The duties of private detectives and investigators depend on the needs of their client. In a case involving fraudulent workers’ compensation claims for an employer, for instance, investigators carry out long-term covert observation of the subject. If the investigator observes the subject performing an activity that contradicts injuries stated in a workers' compensation claim, the investigator would take video or still photographs to document the activity and report it to the client.
Private detectives and investigators often specialize. Those who focus on intellectual property theft, for example,investigate and document acts of piracy, help clients stop the illegal activity, and provide intelligence for prosecution and civil action. Other investigators specialize in financial profiles and asset searches.

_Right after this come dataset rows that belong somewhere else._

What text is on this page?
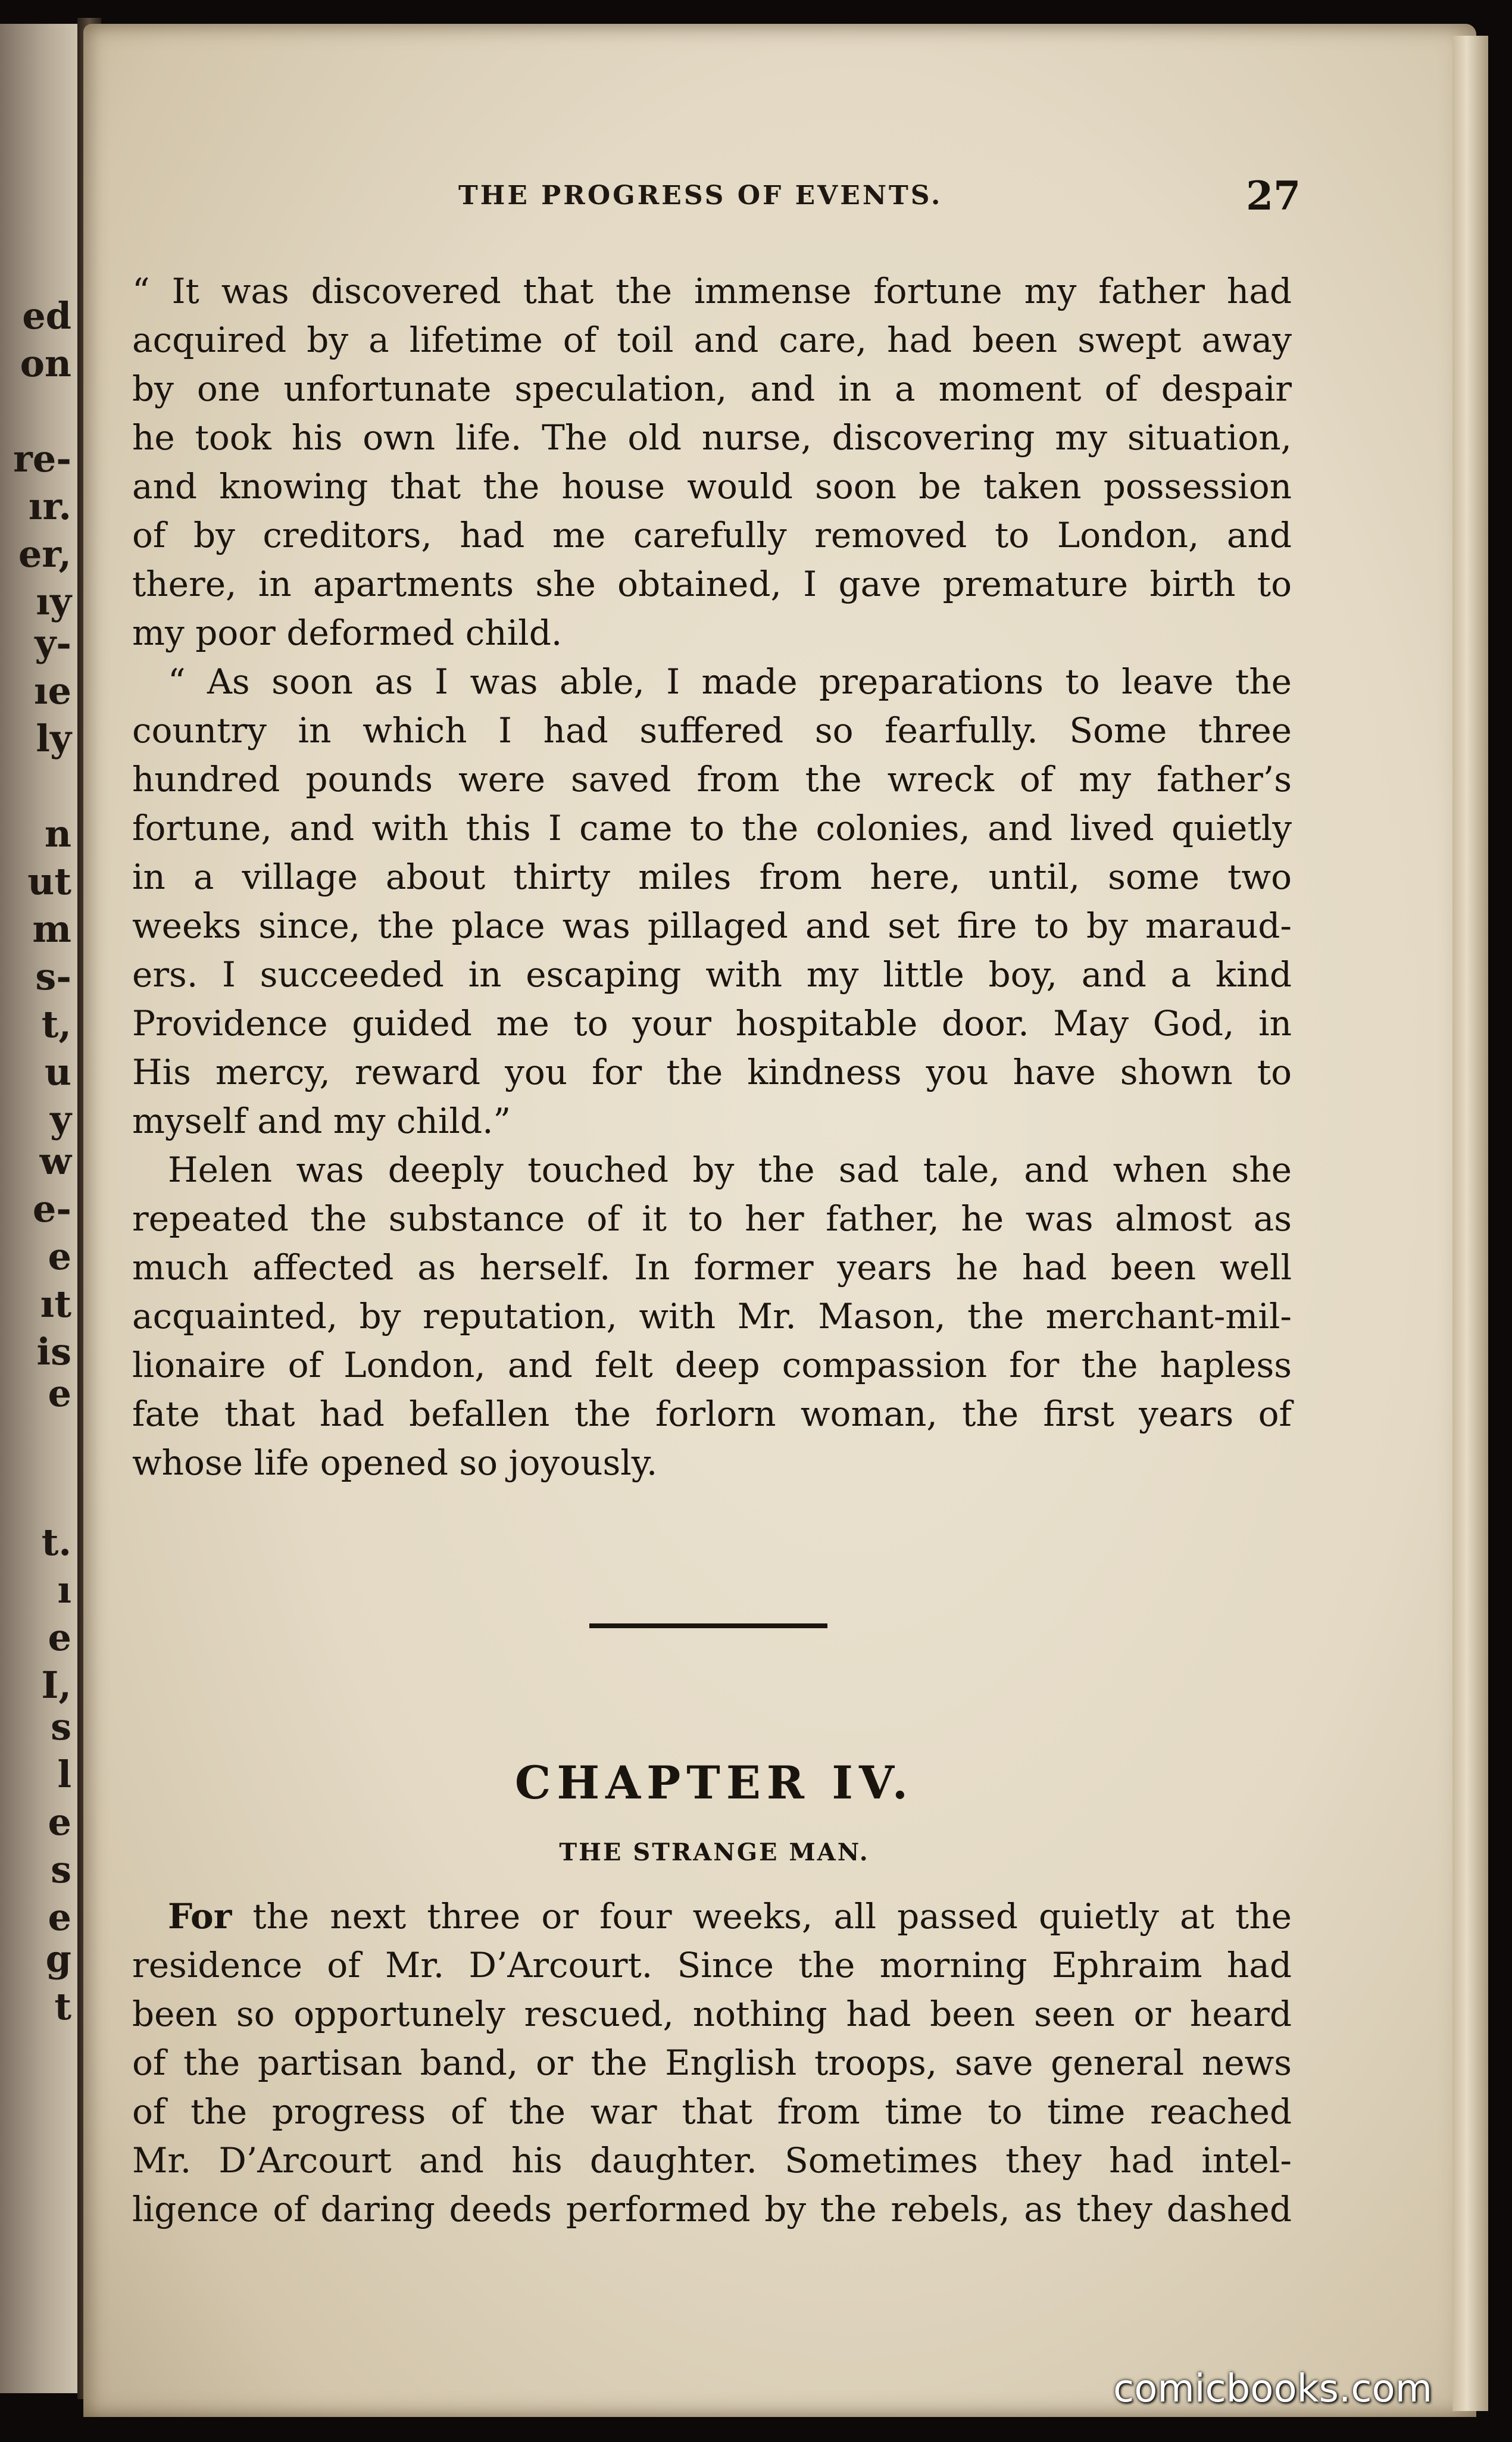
ed
on
re-
ır.
er,
ıy
y-
ıe
ly
n
ut
m
s-
t,
u
y
w
e-
e
ıt
is
e
t.
ı
e
I,
s
l
e
s
e
g
t
THE PROGRESS OF EVENTS.	27
“ It was discovered that the immense fortune my father had
acquired by a lifetime of toil and care, had been swept away
by one unfortunate speculation, and in a moment of despair
he took his own life. The old nurse, discovering my situation,
and knowing that the house would soon be taken possession
of by creditors, had me carefully removed to London, and
there, in apartments she obtained, I gave premature birth to
my poor deformed child.
“ As soon as I was able, I made preparations to leave the
country in which I had suffered so fearfully. Some three
hundred pounds were saved from the wreck of my father’s
fortune, and with this I came to the colonies, and lived quietly
in a village about thirty miles from here, until, some two
weeks since, the place was pillaged and set fire to by maraud-
ers. I succeeded in escaping with my little boy, and a kind
Providence guided me to your hospitable door. May God, in
His mercy, reward you for the kindness you have shown to
myself and my child.”
Helen was deeply touched by the sad tale, and when she
repeated the substance of it to her father, he was almost as
much affected as herself. In former years he had been well
acquainted, by reputation, with Mr. Mason, the merchant-mil-
lionaire of London, and felt deep compassion for the hapless
fate that had befallen the forlorn woman, the first years of
whose life opened so joyously.
CHAPTER IV.
THE STRANGE MAN.
For the next three or four weeks, all passed quietly at the
residence of Mr. D’Arcourt. Since the morning Ephraim had
been so opportunely rescued, nothing had been seen or heard
of the partisan band, or the English troops, save general news
of the progress of the war that from time to time reached
Mr. D’Arcourt and his daughter. Sometimes they had intel-
ligence of daring deeds performed by the rebels, as they dashed
comicbooks.com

Their reports reflect information gathered through interviews, investigation and surveillance, and research, including review of public documents.
Legal investigators specialize in cases involving the courts and are normally employed by law firms or lawyers. They frequently assist in preparing criminal defenses, locate witnesses, serve legal documents, interview police and prospective witnesses, and gather and review evidence. Legal investigators may also collect information on the parties to the litigation, take photographs, testify in court, and assemble evidence and reports for trials.
Corporate investigators work for corporations other than investigative firms, in which they conduct internal and external investigations. In internal investigations,they may investigate drug use in the workplace, insure that expense accounts are not abused,or determine if employees are stealing merchandise or information. External investigations typically prevent criminal schemes originating outside the corporation,such as theft of company assets through fraudulent billing of products by suppliers.
Detectives and investigators who specialize in finance may be hired to develop confidential financial profiles of individuals or companies who are prospective parties to large financial transactions. These individuals are often Certified Public Accountants (CPAs) and work closely with investment bankers and accountants. They search for assets in order to recover damages awarded by a court in fraud or theft cases.
Detectives who work for retail stores or hotels are responsible for loss control and asset protection. Store detectives, also known as loss prevention agents, safeguard the assets of retail stores by apprehending anyone attempting to steal merchandise or destroy store property. They prevent theft by shoplifters, vendor representatives,delivery personnel,and even store employees. Store detectives also conduct periodic inspections of stock areas, dressing rooms, and rest rooms, and sometimes assist in opening and closing the store. They may prepare loss prevention and security reports for management and testify in court against persons they apprehend. Hotel detectives protect guests of the establishment from theft of their belongings and preserve order in the restaurants and bars in the building. They also may keep undesirable individuals such as known thieves off the premises.